Recently, I was asked by a friend to compute the limit of the following series
$$\displaystyle{\lim_{k\to\infty}}\sum_{n=1}^{\infty} \frac{\sin\left(\frac{\pi n}{k}\right)}{n}$$
Having seen a similar problem to this before, Difficult infinite trigonometric series, I used the same complex argument approach as seen in that problem.
Ultimately, for this problem, I obtained $\frac{\pi}{2}$ as my answer. However, this limit can also be interpreted as a Riemann Sum, except the answer to the Riemann Sum differs from what I obtained as my answer, and according to Wolfram Alpha, the answer is expressed in terms of $Si$, where $Si$ is the sine integral.
I'm wondering, does the limit invalidate the argument approach, or is there something else I'm missing, because this limit if I'm not mistaken is a Riemann Sum after all?
The Riemann Sum would be $$ \begin{align} \lim_{k\to\infty}\sum_{n=1}^\infty\frac{\sin\left(\frac{\pi n}k\right)}{n} &=\lim_{k\to\infty}\sum_{n=1}^\infty\frac{\sin\left(\frac{\pi n}k\right)}{n/k}\frac1k\\ &=\int_0^\infty\frac{\sin(\pi x)}x\,\mathrm{d}x\\ &=\int_0^\infty\frac{\sin(x)}x\,\mathrm{d}x\\[3pt] &=\frac\pi2\tag1 \end{align} $$ However, a cleaner way is to note that $$ \begin{align} \sum_{n=1}^\infty\frac{\sin\left(\frac{\pi n}k\right)}{n} &=-\mathrm{Im}\!\left(\log\left(1-e^{i\pi/k}\right)\right)\\ &=\frac\pi2-\frac\pi{2k}\tag2 \end{align} $$ and the limit is easy.
Take Care
One must be careful with the convergence of the Riemann Sum. Here is one method to control the remainders.
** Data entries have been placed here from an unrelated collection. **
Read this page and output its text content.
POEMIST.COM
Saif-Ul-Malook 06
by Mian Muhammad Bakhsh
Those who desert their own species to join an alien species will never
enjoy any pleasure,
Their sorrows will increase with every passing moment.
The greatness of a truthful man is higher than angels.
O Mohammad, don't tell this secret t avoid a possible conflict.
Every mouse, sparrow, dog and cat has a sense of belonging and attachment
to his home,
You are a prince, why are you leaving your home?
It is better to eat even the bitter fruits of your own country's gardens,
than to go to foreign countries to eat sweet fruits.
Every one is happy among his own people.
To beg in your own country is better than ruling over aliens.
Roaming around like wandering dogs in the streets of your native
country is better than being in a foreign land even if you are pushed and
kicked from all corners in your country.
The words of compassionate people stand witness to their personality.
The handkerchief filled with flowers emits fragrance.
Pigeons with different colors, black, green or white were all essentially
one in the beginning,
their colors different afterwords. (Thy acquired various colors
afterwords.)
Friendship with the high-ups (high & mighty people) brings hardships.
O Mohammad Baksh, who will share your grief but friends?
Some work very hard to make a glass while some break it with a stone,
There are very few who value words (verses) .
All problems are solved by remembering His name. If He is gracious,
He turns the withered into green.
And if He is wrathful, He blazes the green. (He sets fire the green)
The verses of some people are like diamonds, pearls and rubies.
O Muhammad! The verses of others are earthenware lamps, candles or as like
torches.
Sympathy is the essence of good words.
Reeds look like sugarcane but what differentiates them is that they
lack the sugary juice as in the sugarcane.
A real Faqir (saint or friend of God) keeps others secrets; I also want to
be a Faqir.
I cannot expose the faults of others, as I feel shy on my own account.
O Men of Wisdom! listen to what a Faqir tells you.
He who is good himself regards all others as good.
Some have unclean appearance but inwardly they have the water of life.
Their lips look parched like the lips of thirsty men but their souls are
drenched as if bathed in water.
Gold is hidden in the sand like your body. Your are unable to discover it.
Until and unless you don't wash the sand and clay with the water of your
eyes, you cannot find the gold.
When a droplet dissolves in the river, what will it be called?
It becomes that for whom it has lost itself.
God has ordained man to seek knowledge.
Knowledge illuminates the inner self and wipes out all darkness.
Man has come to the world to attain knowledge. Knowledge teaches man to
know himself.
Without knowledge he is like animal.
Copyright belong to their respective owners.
Because $|\sin(\pi x)|\le1$, we have $$ \int_m^{m+1}\left|\frac{\sin(\pi x)}x\right|\,\mathrm{d}x \le\frac1m\tag3 $$ Furthermore, $\int_m^{m+2}\sin(\pi x)\,\mathrm{d}x=0$, thus, $$ \begin{align} \left|\int_m^{m+2}\frac{\sin(\pi x)}x\,\mathrm{d}x\right| &=\left|\int_m^{m+2}\sin(\pi x)\left(\frac1x-\frac1{m+1}\right)\mathrm{d}x\right|\\ &\le\frac1{m(m+1)}+\frac1{(m+1)(m+2)}\\[6pt] &=\frac1m-\frac1{m+2}\tag4 \end{align} $$ Therefore, for any $N\ge m$, $$ \left|\int_m^N\frac{\sin(\pi x)}x\,\mathrm{d}x\right| \le\frac1m\tag5 $$ Because $|\sin(\pi x)|\le1$, we have $$ \sum_{n=mk}^{(m+1)k}\left|\frac{\sin\left(\frac{\pi n}k\right)}{n}\right| \le\frac1m\tag6 $$ Furthermore, $\sum\limits_{n=mk}^{(m+2)k}\sin\left(\frac{\pi n}k\right)=0$, thus, $$ \begin{align} \left|\sum_{n=mk}^{(m+2)k}\frac{\sin\left(\frac{\pi n}k\right)}{n}\right| &=\left|\sum_{n=mk}^{(m+2)k}\sin\left(\frac{\pi n}k\right)\left(\frac1n-\frac1{(m+1)k}\right)\right|\\ &\le\frac1{m(m+1)}+\frac1{(m+1)(m+2)}\\[6pt] &=\frac1m-\frac1{m+2}\tag7 \end{align} $$ Therefore, for any $M\ge mk$, $$ \left|\sum_{n=mk}^M\frac{\sin\left(\frac{\pi n}k\right)}{n}\right|\le\frac1m\tag8 $$ For any $\epsilon\gt0$, let $m\ge\frac4\epsilon$. Then Riemann Sums allow us to choose a $k$ large enough so that $$ \left|\int_0^m\frac{\sin(\pi x)}x\,\mathrm{d}x-\sum_{n=1}^{mk}\frac{\sin\left(\frac{\pi n}k\right)}{n/k}\frac1k\right|\le\frac\epsilon2\tag9 $$ Inequalities $(5)$ and $(8)$ show that for any $N\ge m$ and $M\ge mk$, $$ \left|\int_m^N\frac{\sin(\pi x)}x\,\mathrm{d}x\right|\le\frac\epsilon4 \quad\text{and}\quad \left|\sum_{n=mk}^M\frac{\sin\left(\frac{\pi n}k\right)}{n/k}\frac1k\right|\le\frac\epsilon4\tag{10} $$ Inequalities $(9)$ and $(10)$ show that, for the $k$ chosen for $(9)$, $$ \left|\sum_{n=1}^\infty\frac{\sin\left(\frac{\pi n}k\right)}{n}-\frac\pi2\right|\le\epsilon\tag{11} $$ Since $\epsilon\gt0$ was arbitrary, $(11)$ says that $$ \lim_{k\to\infty}\sum_{n=1}^\infty\frac{\sin\left(\frac{\pi n}k\right)}{n}=\frac\pi2\tag{12} $$